Nella provincia teramana sarebbe confermata la presenza di pregiudicati campani, nonché di pregiudicati calabresi vicini a una cosca mafiosa Gioia Tauro. Lo spaccio di sostanze stupefacenti nel territorio teramano sarebbe prevalente­mente appannaggio  di albanesi, oltre che delle famiglie stanziali di etnia Rom. Per quanto riguarda fenomeni di delinquenza comune, continuano ad avere un certo impatto le truffe ai danni degli anziani e quelle on-line.

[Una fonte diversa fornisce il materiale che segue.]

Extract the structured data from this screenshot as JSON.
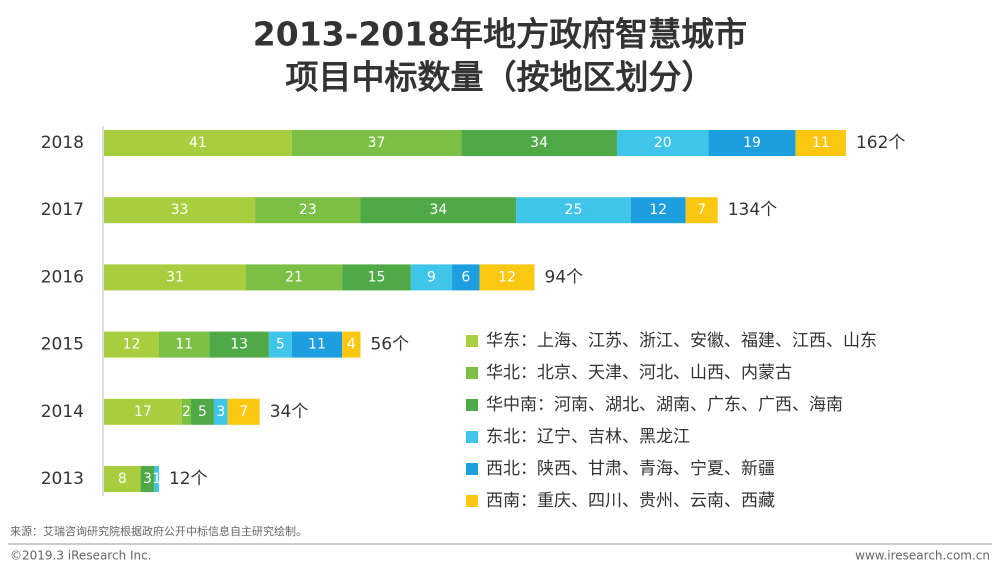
{
  "chart_data": {
    "type": "stacked-bar-horizontal",
    "title": [
      "2013-2018年地方政府智慧城市",
      "项目中标数量（按地区划分）"
    ],
    "categories": [
      "2018",
      "2017",
      "2016",
      "2015",
      "2014",
      "2013"
    ],
    "series": [
      {
        "name": "华东：上海、江苏、浙江、安徽、福建、江西、山东",
        "color": "#a8cd3e",
        "values": [
          41,
          33,
          31,
          12,
          17,
          8
        ]
      },
      {
        "name": "华北：北京、天津、河北、山西、内蒙古",
        "color": "#7cbf45",
        "values": [
          37,
          23,
          21,
          11,
          2,
          null
        ]
      },
      {
        "name": "华中南：河南、湖北、湖南、广东、广西、海南",
        "color": "#4fa946",
        "values": [
          34,
          34,
          15,
          13,
          5,
          3
        ]
      },
      {
        "name": "东北：辽宁、吉林、黑龙江",
        "color": "#3ec5e9",
        "values": [
          20,
          25,
          9,
          5,
          3,
          1
        ]
      },
      {
        "name": "西北：陕西、甘肃、青海、宁夏、新疆",
        "color": "#1d9fdf",
        "values": [
          19,
          12,
          6,
          11,
          null,
          null
        ]
      },
      {
        "name": "西南：重庆、四川、贵州、云南、西藏",
        "color": "#fcc711",
        "values": [
          11,
          7,
          12,
          4,
          7,
          null
        ]
      }
    ],
    "totals": [
      162,
      134,
      94,
      56,
      34,
      12
    ],
    "total_labels": [
      "162个",
      "134个",
      "94个",
      "56个",
      "34个",
      "12个"
    ],
    "source": "来源：艾瑞咨询研究院根据政府公开中标信息自主研究绘制。",
    "copyright": "©2019.3 iResearch Inc.",
    "website": "www.iresearch.com.cn"
  }
}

La provincia di Pescara mantiene sempre alto il rischio di infiltrazione criminale. Infatti il capoluogo, oltre ad essere il più grande agglomerato urbano della Regione, rappresenta uno snodo di primaria importanza per quanto riguarda i collegamenti autostradali, in particolare tra Roma e il Sud Italia tra l’Adriatico settentrionale e meridionale, ed è inoltre sede del più importante porto della regione. L’area metropolitana, anche in virtù della sua posizione ge­ografica, parrebbe esposta al pericolo di infiltrazioni malavitose da parte di organizzazioni criminali in particolare pugliesi e campane, soprattutto nel settore industriale e commerciale. Nel territorio in esame, grazie anche ai collegamenti con i paesi balcanici, si evidenziano significative presenze di comunità straniere, in particolare albanesi e macedoni, spesso coinvolte nel traffico di sostanze stupefacenti e nello sfruttamento della prostituzione. Dalle risultanze investigative, inoltre, sull’intera area metropolitana emerge la presenza di altri gruppi di etnia Rom, dediti allo spaccio di sostanze stupefa­centi, all’usura, al gioco d’azzardo, alle truffe, alle estorsioni e al riciclaggio.